L'analyse est immédiate, si l'expression postfixe contient \(n\) termes, le nombre d'instructions à réaliser est en \(\Theta(n)\). En effet, selon la nature du terme courant, ces opérations sont : un empilement (opérande) ; deux dépilements, une opération arithmétique puis un empilement (opérateur). Dans les deux cas le coût est constant \(\Theta(1)\). On suppose ici que les opérations se font sur des nombres de taille bornée, sans quoi il faudrait bien sûr intégrer la complexité de l'opération effectuée fonction de la taille des deux opérandes. On a donc \[T(n)=\Theta(n).\]

Travaux pratiques

Tous les programmes et fonctions sont à écrire en langage C. Une fois compilé, votre programme devra récupérer les arguments de la ligne de commande (autant que de jetons) et renvoyer le résultat de l'évaluation. Par exemple
EVALUER 2.25 3 _ −
devra renvoyer
5.2500
Les paramètres codant en postfixe l'expression infixe \(2.25 - (-3)\).
Déclarez un type TJETON (structure) avec trois champss :
  1. Un flottant nombre pour coder un réel.
  2. Un caractère op pour coder un opérateur binaire parmi \(\{+,-,\times,/\}\) ou l'opérateur unaire \(\underline{\ \ }\) codant le changement de signe.
  3. Un type énuméré type pour coder le type du jeton (opérateur unaire, opérateur binaire, nombre). Selon le type d'un jeton, seul l'un de ses deux champs nombre ou op sera utilisé.
Déclarez un type TCELL pour coder une cellule d'une liste chaînée et un type TLISTE pointant vers un TCELL pour désigner une liste chaînée.
Écrivez la fonction TJETON Chaine2Jeton(char *chaine) qui convertit une chaîne en jeton et la fonction TEXPR Arg2Expr(char *arguments[], int n) qui convertit le tableau d'arguments en tableau de jetons.
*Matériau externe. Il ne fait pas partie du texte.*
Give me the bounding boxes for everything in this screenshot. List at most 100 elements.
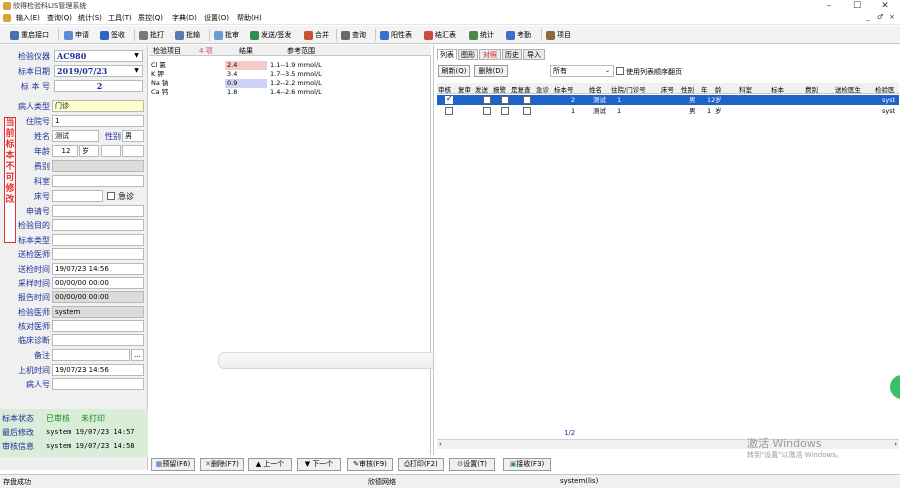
query-button[interactable]: 查询 xyxy=(341,28,366,42)
menu-query[interactable]: 查询(Q) xyxy=(47,13,72,24)
tab-import[interactable]: 导入 xyxy=(523,49,545,60)
bed-no-field[interactable] xyxy=(52,190,103,202)
alarm-checkbox[interactable] xyxy=(501,107,509,115)
sample-date-picker[interactable]: 2019/07/23 ▼ xyxy=(54,65,143,77)
horizontal-scrollbar[interactable]: ‹ › xyxy=(437,439,899,449)
batch-print-button[interactable]: 批打 xyxy=(139,28,164,42)
result-value[interactable]: 2.4 xyxy=(225,61,267,70)
sign-receive-button[interactable]: 签收 xyxy=(100,28,125,42)
table-row[interactable]: Ca 钙 1.8 1.4--2.6 mmol/L xyxy=(149,88,349,97)
check-doctor-field[interactable] xyxy=(52,320,144,332)
receive-button[interactable]: ▣接收(F3) xyxy=(503,458,551,471)
urgent-checkbox[interactable] xyxy=(107,192,115,200)
toolbar-separator xyxy=(336,29,337,41)
recheck-checkbox[interactable] xyxy=(523,107,531,115)
result-value[interactable]: 1.8 xyxy=(225,88,267,97)
print-button[interactable]: ⎙打印(F2) xyxy=(398,458,444,471)
gender-field[interactable]: 男 xyxy=(122,130,144,142)
menu-stats[interactable]: 统计(S) xyxy=(78,13,102,24)
age-extra-field[interactable] xyxy=(101,145,121,157)
batch-input-button[interactable]: 批输 xyxy=(175,28,200,42)
delete-list-button[interactable]: 删除(D) xyxy=(474,65,508,77)
table-row[interactable]: Na 钠 0.9 1.2--2.2 mmol/L xyxy=(149,79,349,88)
maximize-button[interactable]: ☐ xyxy=(844,0,870,12)
review-checkbox[interactable] xyxy=(445,107,453,115)
menu-input[interactable]: 输入(E) xyxy=(16,13,40,24)
delete-button[interactable]: ✕删除(F7) xyxy=(200,458,244,471)
sampling-time-field[interactable]: 00/00/00 00:00 xyxy=(52,277,144,289)
batch-review-button[interactable]: 批审 xyxy=(214,28,239,42)
recheck-checkbox[interactable] xyxy=(523,96,531,104)
review-checkbox[interactable]: ✓ xyxy=(445,94,453,104)
review-button[interactable]: ✎审核(F9) xyxy=(347,458,393,471)
next-button[interactable]: ▼ 下一个 xyxy=(297,458,341,471)
refresh-button[interactable]: 刷新(Q) xyxy=(438,65,470,77)
result-value[interactable]: 3.4 xyxy=(225,70,267,79)
menu-dict[interactable]: 字典(D) xyxy=(172,13,197,24)
item-count: 4 项 xyxy=(199,47,213,55)
project-button[interactable]: 项目 xyxy=(546,28,571,42)
settings-button[interactable]: ⚙设置(T) xyxy=(449,458,495,471)
send-issue-button[interactable]: 发送/签发 xyxy=(250,28,291,42)
tab-graph[interactable]: 图形 xyxy=(458,49,478,60)
machine-time-field[interactable]: 19/07/23 14:56 xyxy=(52,364,144,376)
remark-field[interactable] xyxy=(52,349,130,361)
summary-table-icon xyxy=(424,30,433,40)
report-time-field[interactable]: 00/00/00 00:00 xyxy=(52,291,144,303)
instrument-select[interactable]: AC980 ▼ xyxy=(54,50,143,62)
patient-type-field[interactable]: 门诊 xyxy=(52,100,144,112)
test-doctor-field[interactable]: system xyxy=(52,306,144,318)
send-checkbox[interactable] xyxy=(483,107,491,115)
request-button[interactable]: 申请 xyxy=(64,28,89,42)
attendance-button[interactable]: 考勤 xyxy=(506,28,531,42)
close-button[interactable]: ✕ xyxy=(872,0,898,12)
send-checkbox[interactable] xyxy=(483,96,491,104)
alarm-checkbox[interactable] xyxy=(501,96,509,104)
scroll-right-icon[interactable]: › xyxy=(894,440,897,448)
department-field[interactable] xyxy=(52,175,144,187)
use-list-order-checkbox[interactable] xyxy=(616,67,624,75)
table-row[interactable]: Cl 氯 2.4 1.1--1.9 mmol/L xyxy=(149,61,349,70)
statistics-button[interactable]: 统计 xyxy=(469,28,494,42)
minimize-button[interactable]: – xyxy=(816,0,842,12)
menu-settings[interactable]: 设置(O) xyxy=(204,13,229,24)
scroll-left-icon[interactable]: ‹ xyxy=(439,440,442,448)
table-row[interactable]: ✓ 2 测试 1 男 12 岁 syst xyxy=(437,94,899,105)
tab-history[interactable]: 历史 xyxy=(502,49,522,60)
submitting-doctor-field[interactable] xyxy=(52,248,144,260)
fee-type-field[interactable] xyxy=(52,160,144,172)
name-field[interactable]: 测试 xyxy=(52,130,99,142)
table-row[interactable]: 1 测试 1 男 1 岁 syst xyxy=(437,106,899,116)
menu-tools[interactable]: 工具(T) xyxy=(108,13,132,24)
col-reviewed: 审核 xyxy=(438,86,451,94)
table-row[interactable]: K 钾 3.4 1.7--3.5 mmol/L xyxy=(149,70,349,79)
summary-table-button[interactable]: 结汇表 xyxy=(424,28,456,42)
app-menu-icon[interactable] xyxy=(3,14,11,22)
age-unit-select[interactable]: 岁 xyxy=(79,145,99,157)
reserve-button[interactable]: ▦预留(F6) xyxy=(151,458,195,471)
patient-id-field[interactable] xyxy=(52,378,144,390)
application-no-field[interactable] xyxy=(52,205,144,217)
clinical-diagnosis-field[interactable] xyxy=(52,334,144,346)
menu-help[interactable]: 帮助(H) xyxy=(237,13,262,24)
result-value[interactable]: 0.9 xyxy=(225,79,267,88)
sample-type-field[interactable] xyxy=(52,234,144,246)
inpatient-no-field[interactable]: 1 xyxy=(52,115,144,127)
age-field[interactable]: 12 xyxy=(52,145,78,157)
menu-qc[interactable]: 质控(Q) xyxy=(138,13,163,24)
previous-button[interactable]: ▲ 上一个 xyxy=(248,458,292,471)
mdi-minimize-button[interactable]: _ xyxy=(866,13,870,21)
restart-interface-button[interactable]: 重启接口 xyxy=(10,28,49,42)
positive-table-button[interactable]: 阳性表 xyxy=(380,28,412,42)
test-purpose-field[interactable] xyxy=(52,219,144,231)
mdi-close-button[interactable]: × xyxy=(889,13,895,21)
submit-time-field[interactable]: 19/07/23 14:56 xyxy=(52,263,144,275)
filter-select[interactable]: 所有 ⌄ xyxy=(550,65,614,77)
tab-compare[interactable]: 对照 xyxy=(479,49,501,60)
remark-ellipsis-button[interactable]: ... xyxy=(131,349,144,361)
tab-list[interactable]: 列表 xyxy=(437,49,457,60)
mdi-restore-button[interactable]: ♂ xyxy=(877,13,883,21)
merge-button[interactable]: 合并 xyxy=(304,28,329,42)
sample-no-input[interactable]: 2 xyxy=(54,80,143,92)
age-extra-unit-field[interactable] xyxy=(122,145,144,157)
Écrivez la fonction TPILE Empiler(TPILE pile, float nombre) qui empile le nombre en paramètre au sommet de la pile et renvoie cette nouvelle pile. CÉcrivez la fonction TPILE Depiler(TPILE pile, float *nombre) qui récupère le nombre au sommet de la pile, élimine la cellule correspondante en libérant l'espace mémoire et renvoie la pile ainsi mise à jour. Le nombre est récupéré par le passage par adresse.
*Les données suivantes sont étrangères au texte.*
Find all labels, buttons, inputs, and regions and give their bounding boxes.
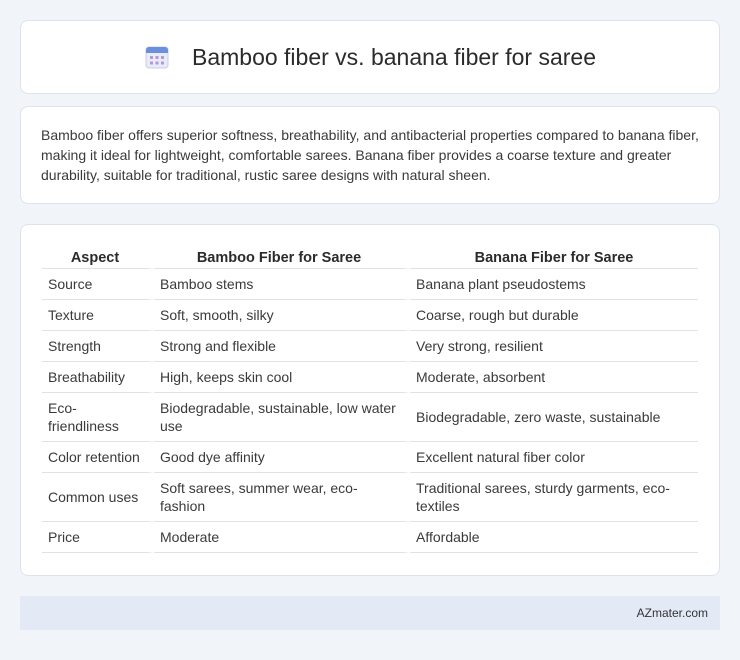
summary-text: Bamboo fiber offers superior softness, b… <box>41 127 699 183</box>
cell-bamboo: Soft, smooth, silky <box>154 300 410 331</box>
cell-bamboo: Strong and flexible <box>154 331 410 362</box>
cell-aspect: Eco-friendliness <box>42 393 154 442</box>
table-header-row: Aspect Bamboo Fiber for Saree Banana Fib… <box>42 245 698 269</box>
table-row: Color retention Good dye affinity Excell… <box>42 442 698 473</box>
column-header-bamboo: Bamboo Fiber for Saree <box>154 245 410 269</box>
cell-banana: Biodegradable, zero waste, sustainable <box>410 393 698 442</box>
cell-banana: Moderate, absorbent <box>410 362 698 393</box>
cell-aspect: Common uses <box>42 473 154 522</box>
footer-brand: AZmater.com <box>636 606 708 620</box>
cell-bamboo: Soft sarees, summer wear, eco-fashion <box>154 473 410 522</box>
cell-banana: Traditional sarees, sturdy garments, eco… <box>410 473 698 522</box>
cell-aspect: Strength <box>42 331 154 362</box>
footer: AZmater.com <box>20 596 720 630</box>
table-row: Common uses Soft sarees, summer wear, ec… <box>42 473 698 522</box>
table-row: Eco-friendliness Biodegradable, sustaina… <box>42 393 698 442</box>
cell-aspect: Color retention <box>42 442 154 473</box>
table-row: Price Moderate Affordable <box>42 522 698 553</box>
title-wrap: Bamboo fiber vs. banana fiber for saree <box>144 44 596 71</box>
cell-aspect: Price <box>42 522 154 553</box>
comparison-table: Aspect Bamboo Fiber for Saree Banana Fib… <box>42 245 698 553</box>
cell-banana: Affordable <box>410 522 698 553</box>
cell-banana: Very strong, resilient <box>410 331 698 362</box>
comparison-table-card: Aspect Bamboo Fiber for Saree Banana Fib… <box>20 224 720 576</box>
cell-bamboo: Good dye affinity <box>154 442 410 473</box>
summary-card: Bamboo fiber offers superior softness, b… <box>20 106 720 204</box>
cell-aspect: Breathability <box>42 362 154 393</box>
cell-bamboo: Bamboo stems <box>154 269 410 300</box>
cell-bamboo: Biodegradable, sustainable, low water us… <box>154 393 410 442</box>
title-card: Bamboo fiber vs. banana fiber for saree <box>20 20 720 94</box>
table-row: Source Bamboo stems Banana plant pseudos… <box>42 269 698 300</box>
cell-bamboo: Moderate <box>154 522 410 553</box>
cell-aspect: Source <box>42 269 154 300</box>
table-row: Breathability High, keeps skin cool Mode… <box>42 362 698 393</box>
table-row: Texture Soft, smooth, silky Coarse, roug… <box>42 300 698 331</box>
column-header-banana: Banana Fiber for Saree <box>410 245 698 269</box>
cell-aspect: Texture <box>42 300 154 331</box>
cell-banana: Banana plant pseudostems <box>410 269 698 300</box>
cell-banana: Excellent natural fiber color <box>410 442 698 473</box>
cell-bamboo: High, keeps skin cool <box>154 362 410 393</box>
table-row: Strength Strong and flexible Very strong… <box>42 331 698 362</box>
cell-banana: Coarse, rough but durable <box>410 300 698 331</box>
page-title: Bamboo fiber vs. banana fiber for saree <box>191 43 596 70</box>
calendar-icon <box>145 46 169 69</box>
column-header-aspect: Aspect <box>42 245 154 269</box>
Écrivez la fonction void AfficherPile(TPILE pile) qui affiche le contenu de la pile (horizontalement) sur le terminal (cela vous sera utile pour vérifier votre programme).
Écrivez la fonction float Operer(float x, float y, char op) qui renvoie le résultat de l'opération (x op y) si op est un opérateur binaire (addition +, soustraction −, multiplication ×, division /) et (op x) s'il s'agit d'un opérateur unaire (changement de signe >_ ).
Écrivez la fonction float Evaluer(TEXPR expr, uint n) qui evalue l'expression passée en paramètre (n est la taille de cette expression) et renvoie le résultat de l'évaluation.